European Stocks Open Steady as Automakers Slide, Miners Jump
(Bloomberg) -- European equities opened little changed as automakers fell after car sales in China continued to decline in January and miners advanced on positive trade negotiation reports.
The Stoxx Europe 600 Index was steady at the open. U.S. markets are shut for the President’s Day holiday today, which signals lower global trading volumes. The FTSE 100 Index was down less than 0.1 percent as U.K. Prime Minister Theresa May leads a major diplomatic drive to persuade European Union leaders to save her Brexit agreement. Reckitt Benckiser Group Plc surged 3.4 percent after the company forecast a likely increase in comparable sales growth this year.
Investors continue to carefully watch trade news after last week’s positive reports that the U.S. and China had reached consensus in principle on the main topics of their negotiations ahead of talks that resume in Washington this week. European equities have had a stellar start to the year with a 9.3 percent rally through the end of last week as the dovish Federal Reserve coupled with optimism over tariff talks fueled the appetite of investors. Yet, outflows from the region’s stock funds continue, with last week’s exit marking the second-largest in history.

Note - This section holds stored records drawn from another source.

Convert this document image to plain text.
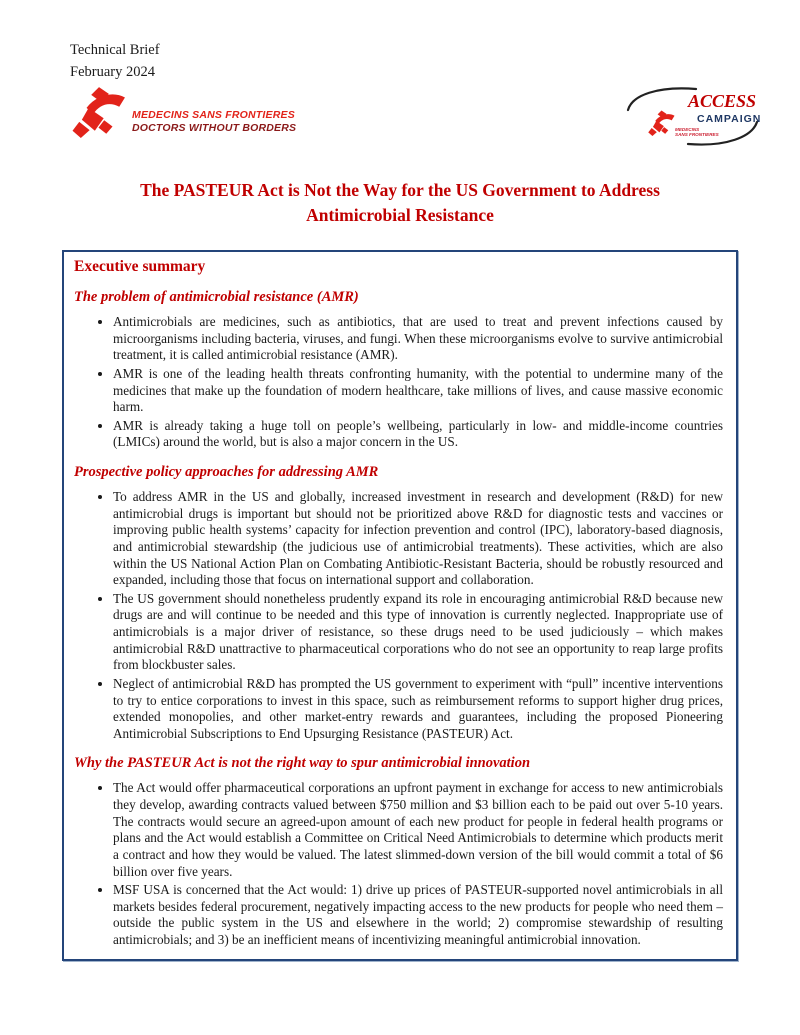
Technical Brief
February 2024
MEDECINS SANS FRONTIERES
DOCTORS WITHOUT BORDERS
ACCESS
CAMPAIGN
MEDECINS
SANS FRONTIERES
The PASTEUR Act is Not the Way for the US Government to Address Antimicrobial Resistance
Executive summary
The problem of antimicrobial resistance (AMR)
• Antimicrobials are medicines, such as antibiotics, that are used to treat and prevent infections caused by microorganisms including bacteria, viruses, and fungi. When these microorganisms evolve to survive antimicrobial treatment, it is called antimicrobial resistance (AMR).
• AMR is one of the leading health threats confronting humanity, with the potential to undermine many of the medicines that make up the foundation of modern healthcare, take millions of lives, and cause massive economic harm.
• AMR is already taking a huge toll on people’s wellbeing, particularly in low- and middle-income countries (LMICs) around the world, but is also a major concern in the US.
Prospective policy approaches for addressing AMR
• To address AMR in the US and globally, increased investment in research and development (R&D) for new antimicrobial drugs is important but should not be prioritized above R&D for diagnostic tests and vaccines or improving public health systems’ capacity for infection prevention and control (IPC), laboratory-based diagnosis, and antimicrobial stewardship (the judicious use of antimicrobial treatments). These activities, which are also within the US National Action Plan on Combating Antibiotic-Resistant Bacteria, should be robustly resourced and expanded, including those that focus on international support and collaboration.
• The US government should nonetheless prudently expand its role in encouraging antimicrobial R&D because new drugs are and will continue to be needed and this type of innovation is currently neglected. Inappropriate use of antimicrobials is a major driver of resistance, so these drugs need to be used judiciously – which makes antimicrobial R&D unattractive to pharmaceutical corporations who do not see an opportunity to reap large profits from blockbuster sales.
• Neglect of antimicrobial R&D has prompted the US government to experiment with “pull” incentive interventions to try to entice corporations to invest in this space, such as reimbursement reforms to support higher drug prices, extended monopolies, and other market-entry rewards and guarantees, including the proposed Pioneering Antimicrobial Subscriptions to End Upsurging Resistance (PASTEUR) Act.
Why the PASTEUR Act is not the right way to spur antimicrobial innovation
• The Act would offer pharmaceutical corporations an upfront payment in exchange for access to new antimicrobials they develop, awarding contracts valued between $750 million and $3 billion each to be paid out over 5-10 years. The contracts would secure an agreed-upon amount of each new product for people in federal health programs or plans and the Act would establish a Committee on Critical Need Antimicrobials to determine which products merit a contract and how they would be valued. The latest slimmed-down version of the bill would commit a total of $6 billion over five years.
• MSF USA is concerned that the Act would: 1) drive up prices of PASTEUR-supported novel antimicrobials in all markets besides federal procurement, negatively impacting access to the new products for people who need them – outside the public system in the US and elsewhere in the world; 2) compromise stewardship of resulting antimicrobials; and 3) be an inefficient means of incentivizing meaningful antimicrobial innovation.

“European equity markets have little new corporate data to grapple with this morning and with the inevitable lack of U.S.-linked liquidity are primed for a dull day,” said Chris Bailey, a European strategist at Raymond James. “With the American and Canadian markets closed today, it is all about various important and potentially influential ongoing talks and discussions for the global financial markets.”